The #error directive causes preprocessing to stop at the location where the directive is encountered. Information following the #error directive is output as a message prior to stopping preprocessing.

Syntax

#error message

Examples:

#include <stdio.h>
#define NUM 50
int main()
{
    #ifndef NUM
        #error NUM not defined
    #endif
    return 0;
}

The above code doesn’t produce any output.

#include <stdio.h>
#define NUM 50
int main()
{
    #ifdef NUM
        #error NUM defined
    #endif
    return 0;
}

Output:

main.c: In function ‘main’:
main.c:6:10: error: #error NUM defined
    6 |         #error NUM defined

`#pragma`

This directive is a special purpose directive and is used to turn on or off some features. These types of directives are compiler-specific i.e., they vary from compiler to compiler.

`#warning`

The #warning directive is similar to a #error directive but does not result in the cancellation of preprocessing. Information following the #warning directive is output as a message prior to preprocessing continuing.

Syntax

#warning message

Examples:

#include <stdio.h>
#define NUM 50
int main()
{
    #ifndef NUM
        #warning NUM not defined
    #endif
    return 0;
}

The above code doesn’t produce any output.

#include <stdio.h>
#define NUM 50
int main()
{
    #ifdef NUM
        #warning NUM defined
    #endif
    return 0;
}

Output:

main.c: In function ‘main’:
main.c:6:10: warning: #warning NUM defined [-Wcpp]
    6 |         #warning NUM defined

Overview of preprocessor directives

Preprocessor directives mind map

One of the most used of the above examples is #include directive. The preprocessor sees the #include statement and replaces it with the corresponding header file that it is referring to. The header files usually contain the prototypes and the signatures of the functions the program will use. Then the preprocessor recursively processes the replaced content as well so as to get the definitions of the files declared in the header file. This process’s output is a file that contains the program the programmer has written along with the function signatures and definitions the user has used in the program. This makes it easy for the compiler to do its job.

Sometimes, the programmer might want to compile code to generate platform-dependent binaries such as windows or mac. In this case, the code has to look for the libraries supporting the corresponding operating system. This is a conditional compilation. This is widely used in the context of cross-compilation where the compilation happens on one machine which generates binaries and these binaries are executed on another machine. To achieve this, preprocessor directives such as #if, #elif, #else etc are extensively used.

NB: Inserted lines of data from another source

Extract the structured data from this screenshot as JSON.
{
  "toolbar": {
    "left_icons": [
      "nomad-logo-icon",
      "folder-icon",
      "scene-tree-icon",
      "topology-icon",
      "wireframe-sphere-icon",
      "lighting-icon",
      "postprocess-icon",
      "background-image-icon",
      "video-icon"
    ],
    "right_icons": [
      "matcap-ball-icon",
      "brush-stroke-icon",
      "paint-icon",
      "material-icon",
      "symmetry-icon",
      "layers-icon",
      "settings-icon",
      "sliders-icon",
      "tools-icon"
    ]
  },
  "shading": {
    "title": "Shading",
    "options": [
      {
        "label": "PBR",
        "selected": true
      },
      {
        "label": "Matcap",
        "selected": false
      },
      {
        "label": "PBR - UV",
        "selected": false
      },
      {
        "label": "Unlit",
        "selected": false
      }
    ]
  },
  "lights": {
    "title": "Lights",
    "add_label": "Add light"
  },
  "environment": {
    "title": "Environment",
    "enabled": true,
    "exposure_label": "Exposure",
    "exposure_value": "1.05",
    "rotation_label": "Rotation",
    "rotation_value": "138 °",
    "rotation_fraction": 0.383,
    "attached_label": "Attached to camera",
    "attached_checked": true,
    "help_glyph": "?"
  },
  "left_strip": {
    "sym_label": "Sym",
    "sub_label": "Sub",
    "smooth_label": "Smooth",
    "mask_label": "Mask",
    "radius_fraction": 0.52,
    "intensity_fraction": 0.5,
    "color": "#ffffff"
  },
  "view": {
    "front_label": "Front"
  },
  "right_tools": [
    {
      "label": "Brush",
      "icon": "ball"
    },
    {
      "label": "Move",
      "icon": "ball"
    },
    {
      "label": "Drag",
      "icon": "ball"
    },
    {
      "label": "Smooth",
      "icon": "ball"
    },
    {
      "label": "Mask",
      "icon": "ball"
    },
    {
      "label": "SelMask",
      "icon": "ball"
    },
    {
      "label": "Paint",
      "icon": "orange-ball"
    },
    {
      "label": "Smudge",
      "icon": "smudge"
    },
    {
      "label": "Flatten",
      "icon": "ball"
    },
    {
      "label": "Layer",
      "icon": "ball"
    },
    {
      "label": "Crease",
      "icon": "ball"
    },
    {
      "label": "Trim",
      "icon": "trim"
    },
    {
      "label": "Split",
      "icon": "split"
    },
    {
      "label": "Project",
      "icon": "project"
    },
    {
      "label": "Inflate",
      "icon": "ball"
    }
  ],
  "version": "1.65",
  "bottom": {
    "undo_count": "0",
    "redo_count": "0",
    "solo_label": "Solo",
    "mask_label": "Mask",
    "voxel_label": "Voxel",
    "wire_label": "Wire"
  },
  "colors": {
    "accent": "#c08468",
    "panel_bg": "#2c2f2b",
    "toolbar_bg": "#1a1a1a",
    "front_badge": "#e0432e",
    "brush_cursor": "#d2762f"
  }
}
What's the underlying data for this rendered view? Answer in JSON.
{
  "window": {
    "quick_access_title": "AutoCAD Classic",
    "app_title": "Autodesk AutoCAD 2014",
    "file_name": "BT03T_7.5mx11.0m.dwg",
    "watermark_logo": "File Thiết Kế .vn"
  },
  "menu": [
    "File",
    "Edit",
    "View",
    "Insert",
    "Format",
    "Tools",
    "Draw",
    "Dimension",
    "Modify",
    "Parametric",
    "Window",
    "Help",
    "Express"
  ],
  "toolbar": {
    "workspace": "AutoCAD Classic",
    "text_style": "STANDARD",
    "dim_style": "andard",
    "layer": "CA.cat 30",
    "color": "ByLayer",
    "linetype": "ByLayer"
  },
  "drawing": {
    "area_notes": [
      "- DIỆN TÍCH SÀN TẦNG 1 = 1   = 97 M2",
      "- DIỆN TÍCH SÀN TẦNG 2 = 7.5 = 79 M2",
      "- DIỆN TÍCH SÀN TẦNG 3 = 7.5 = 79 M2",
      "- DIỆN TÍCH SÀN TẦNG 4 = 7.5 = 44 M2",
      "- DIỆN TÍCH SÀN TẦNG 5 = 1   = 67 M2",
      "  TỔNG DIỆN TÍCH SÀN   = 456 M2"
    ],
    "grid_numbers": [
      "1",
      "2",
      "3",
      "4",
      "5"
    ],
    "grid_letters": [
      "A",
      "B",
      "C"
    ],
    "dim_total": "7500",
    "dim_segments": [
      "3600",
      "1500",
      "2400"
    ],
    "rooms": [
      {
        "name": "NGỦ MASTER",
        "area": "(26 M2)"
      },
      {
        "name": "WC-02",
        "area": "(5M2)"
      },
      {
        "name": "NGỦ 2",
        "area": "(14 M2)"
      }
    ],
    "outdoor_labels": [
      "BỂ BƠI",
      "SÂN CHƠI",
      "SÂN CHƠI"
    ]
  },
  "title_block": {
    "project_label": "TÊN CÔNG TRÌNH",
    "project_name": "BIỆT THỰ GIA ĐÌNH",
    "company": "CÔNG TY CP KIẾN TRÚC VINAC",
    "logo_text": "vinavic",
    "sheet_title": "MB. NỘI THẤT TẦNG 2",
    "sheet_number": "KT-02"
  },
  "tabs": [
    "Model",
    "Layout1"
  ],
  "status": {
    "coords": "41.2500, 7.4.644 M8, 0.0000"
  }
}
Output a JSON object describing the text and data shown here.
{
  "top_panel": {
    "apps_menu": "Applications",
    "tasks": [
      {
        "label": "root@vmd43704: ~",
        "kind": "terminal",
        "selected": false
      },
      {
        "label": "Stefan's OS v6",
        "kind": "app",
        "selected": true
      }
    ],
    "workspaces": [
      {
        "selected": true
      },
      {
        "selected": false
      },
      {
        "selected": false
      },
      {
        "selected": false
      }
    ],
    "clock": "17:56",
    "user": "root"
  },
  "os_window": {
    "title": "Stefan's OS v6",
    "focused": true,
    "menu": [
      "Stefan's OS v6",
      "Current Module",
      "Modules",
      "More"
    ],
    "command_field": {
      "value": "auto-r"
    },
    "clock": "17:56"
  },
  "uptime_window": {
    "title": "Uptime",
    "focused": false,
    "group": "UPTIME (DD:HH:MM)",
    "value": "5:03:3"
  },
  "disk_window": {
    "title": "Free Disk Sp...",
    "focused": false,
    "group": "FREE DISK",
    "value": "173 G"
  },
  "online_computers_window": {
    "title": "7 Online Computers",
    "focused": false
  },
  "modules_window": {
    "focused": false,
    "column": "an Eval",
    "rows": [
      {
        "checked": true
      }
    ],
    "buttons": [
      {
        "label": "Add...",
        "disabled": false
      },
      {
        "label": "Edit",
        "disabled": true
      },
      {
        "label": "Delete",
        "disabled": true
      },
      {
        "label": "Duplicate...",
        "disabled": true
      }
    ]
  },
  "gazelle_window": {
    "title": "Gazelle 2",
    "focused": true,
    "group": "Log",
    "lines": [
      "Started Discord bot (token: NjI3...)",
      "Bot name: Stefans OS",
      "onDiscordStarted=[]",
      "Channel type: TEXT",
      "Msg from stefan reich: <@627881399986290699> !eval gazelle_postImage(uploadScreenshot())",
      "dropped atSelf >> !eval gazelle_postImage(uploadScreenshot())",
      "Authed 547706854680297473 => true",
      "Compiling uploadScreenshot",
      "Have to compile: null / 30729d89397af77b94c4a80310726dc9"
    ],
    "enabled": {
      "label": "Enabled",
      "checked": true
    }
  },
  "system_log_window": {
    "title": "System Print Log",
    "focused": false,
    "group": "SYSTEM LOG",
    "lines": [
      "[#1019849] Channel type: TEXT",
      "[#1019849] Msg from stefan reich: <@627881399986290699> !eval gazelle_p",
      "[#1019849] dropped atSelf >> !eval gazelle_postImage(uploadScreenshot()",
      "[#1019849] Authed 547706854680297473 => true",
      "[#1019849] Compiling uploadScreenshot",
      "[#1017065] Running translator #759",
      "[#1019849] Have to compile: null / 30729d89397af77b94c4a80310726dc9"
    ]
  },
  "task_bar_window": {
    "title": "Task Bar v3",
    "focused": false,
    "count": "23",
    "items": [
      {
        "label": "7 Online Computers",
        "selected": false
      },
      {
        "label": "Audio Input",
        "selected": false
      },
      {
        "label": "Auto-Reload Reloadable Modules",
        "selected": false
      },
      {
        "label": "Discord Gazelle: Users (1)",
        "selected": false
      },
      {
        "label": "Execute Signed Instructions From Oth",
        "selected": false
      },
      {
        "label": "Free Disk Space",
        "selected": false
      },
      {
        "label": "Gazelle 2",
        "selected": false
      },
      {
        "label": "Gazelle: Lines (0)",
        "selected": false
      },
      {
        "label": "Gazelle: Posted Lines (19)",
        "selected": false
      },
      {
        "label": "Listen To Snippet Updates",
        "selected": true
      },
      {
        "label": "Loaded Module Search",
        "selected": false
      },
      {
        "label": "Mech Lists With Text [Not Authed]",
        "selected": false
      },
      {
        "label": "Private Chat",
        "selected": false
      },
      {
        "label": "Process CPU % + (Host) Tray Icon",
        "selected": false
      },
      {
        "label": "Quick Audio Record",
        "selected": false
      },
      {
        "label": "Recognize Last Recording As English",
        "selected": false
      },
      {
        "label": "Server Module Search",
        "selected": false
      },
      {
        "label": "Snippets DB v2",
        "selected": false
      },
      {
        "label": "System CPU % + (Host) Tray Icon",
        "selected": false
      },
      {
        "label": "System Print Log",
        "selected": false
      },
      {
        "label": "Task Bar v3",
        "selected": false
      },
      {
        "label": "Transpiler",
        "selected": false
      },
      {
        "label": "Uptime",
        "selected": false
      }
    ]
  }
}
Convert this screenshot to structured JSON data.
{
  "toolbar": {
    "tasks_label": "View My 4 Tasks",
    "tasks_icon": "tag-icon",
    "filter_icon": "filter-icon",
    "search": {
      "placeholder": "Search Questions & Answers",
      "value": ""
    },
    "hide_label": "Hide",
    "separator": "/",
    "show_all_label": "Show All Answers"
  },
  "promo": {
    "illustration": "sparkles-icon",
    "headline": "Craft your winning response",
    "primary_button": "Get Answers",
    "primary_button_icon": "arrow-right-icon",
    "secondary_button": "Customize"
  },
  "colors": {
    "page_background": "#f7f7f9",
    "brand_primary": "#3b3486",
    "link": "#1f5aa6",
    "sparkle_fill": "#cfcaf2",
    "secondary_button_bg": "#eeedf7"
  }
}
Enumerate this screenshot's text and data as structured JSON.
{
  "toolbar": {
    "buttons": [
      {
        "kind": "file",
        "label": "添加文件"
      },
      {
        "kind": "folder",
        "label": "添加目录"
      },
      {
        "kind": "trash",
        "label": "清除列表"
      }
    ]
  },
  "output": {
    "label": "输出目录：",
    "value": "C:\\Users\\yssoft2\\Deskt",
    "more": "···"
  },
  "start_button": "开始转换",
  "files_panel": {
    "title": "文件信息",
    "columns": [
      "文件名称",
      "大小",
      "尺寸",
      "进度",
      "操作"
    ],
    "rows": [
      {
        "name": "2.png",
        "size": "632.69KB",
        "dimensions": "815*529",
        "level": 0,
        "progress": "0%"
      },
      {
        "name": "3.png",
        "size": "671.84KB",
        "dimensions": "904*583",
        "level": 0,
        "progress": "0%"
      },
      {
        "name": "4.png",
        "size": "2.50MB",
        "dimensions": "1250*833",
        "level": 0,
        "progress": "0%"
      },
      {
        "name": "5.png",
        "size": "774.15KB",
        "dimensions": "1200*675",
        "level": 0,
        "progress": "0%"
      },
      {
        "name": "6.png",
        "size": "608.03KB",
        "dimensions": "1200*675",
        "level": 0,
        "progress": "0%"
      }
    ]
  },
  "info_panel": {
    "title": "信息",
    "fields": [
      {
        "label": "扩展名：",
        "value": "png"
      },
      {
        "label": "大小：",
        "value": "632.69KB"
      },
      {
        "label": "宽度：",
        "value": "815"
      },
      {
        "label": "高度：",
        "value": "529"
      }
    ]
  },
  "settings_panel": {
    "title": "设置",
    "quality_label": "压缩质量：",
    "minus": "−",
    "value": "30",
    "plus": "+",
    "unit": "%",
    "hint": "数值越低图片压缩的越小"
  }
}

It is important to note that the C++ preprocessor does not understand C++. It simply follows the preprocessor directives and gets the source code ready for the compiler. The compiler is the program that understands C++.

Comments

The comments are the programmer’s readable explanations so as to understand what a piece of code does. The comments in the C++ source code are the same as those in C. Double forward-slash (//) for single-line comments and multiline comments enclosed in /* and */.

The `main()` function

Every C++ program must have one and only main() function. A program may contain n files but the main() must be there in any one of them. When a C++ program executes, the main() function is called by the operating system. The logic present in the main() function is executed and the value returned by the main() function is received by the operating system. Conventionally, if the return value is 0, then the program has been executed successfully. If otherwise, there could be an error table maintained to check what went wrong.

There are 2 versions of main(), both of which are accepted as a standard version of main(). They are as follows:

int main() {
    // code
    return 0;
}

int main(int argc, char *argv[]) {
    // code
    return 0;
}

The first version of the main() is mostly used. The second version is used to receive command-line arguments from the operating system. The second version expects 2 pieces of information from the operating system:

Argument count – Count of the arguments (argc).
Argument vector – The 2D character array of the list of arguments (argv).

The common-line arguments handling and usage will be dealt with in the latter part of the notes. Note that the main should always return an integer.

Namespace

As and when the C++ programs we write get more complex, we often use the C++ library code by importing them, libraries that are written by 3rd party developers combined with, of course, our code. A variable or a function may be defined in the standard library and the same variable or a function may be redefined by 3rd party library which causes a conflict where the compiler doesn’t know which variable/function to use when called. This is called naming conflict.

C++ namespace is a feature which acts as a container that groups the code entities. If a programmer wants to use a variable or a function from a particular namespace, one can use the scope resolution operator (::). The syntax to do so is as follows:

<namespace>::<variable/function>

One might find it tedious to use this syntax every single time a variable has to be called or used. C++ provides a workaround to do that. One can use the using namespace directive at the beginning of the program to use a particular namespace. But note that, once the using namespace directive is used, it brings all the variables and functions which are defined in that namespace. This might lead to conflict too.

C++ provides a solution to this problem too. The programmer can mention the specific coding entities being used in the program at the beginning of the program. Only those entities will be imported. The syntax to do this is as follows:

using <namespace>::<entity>

First C++ program

In this topic, we shall see our first C++ program using the concepts we have learned so far. Consider the following program:

#include <iostream>
using namespace std;
int main() {
    return 0;
}

This program neither performs any operations nor does it print anything. It simply imports the iostream library, uses the using namespace directive to let the compiler know that it is going to use entities from the std namespace (though it uses none of the entities), and defines the main() function which just returns 0 and exits.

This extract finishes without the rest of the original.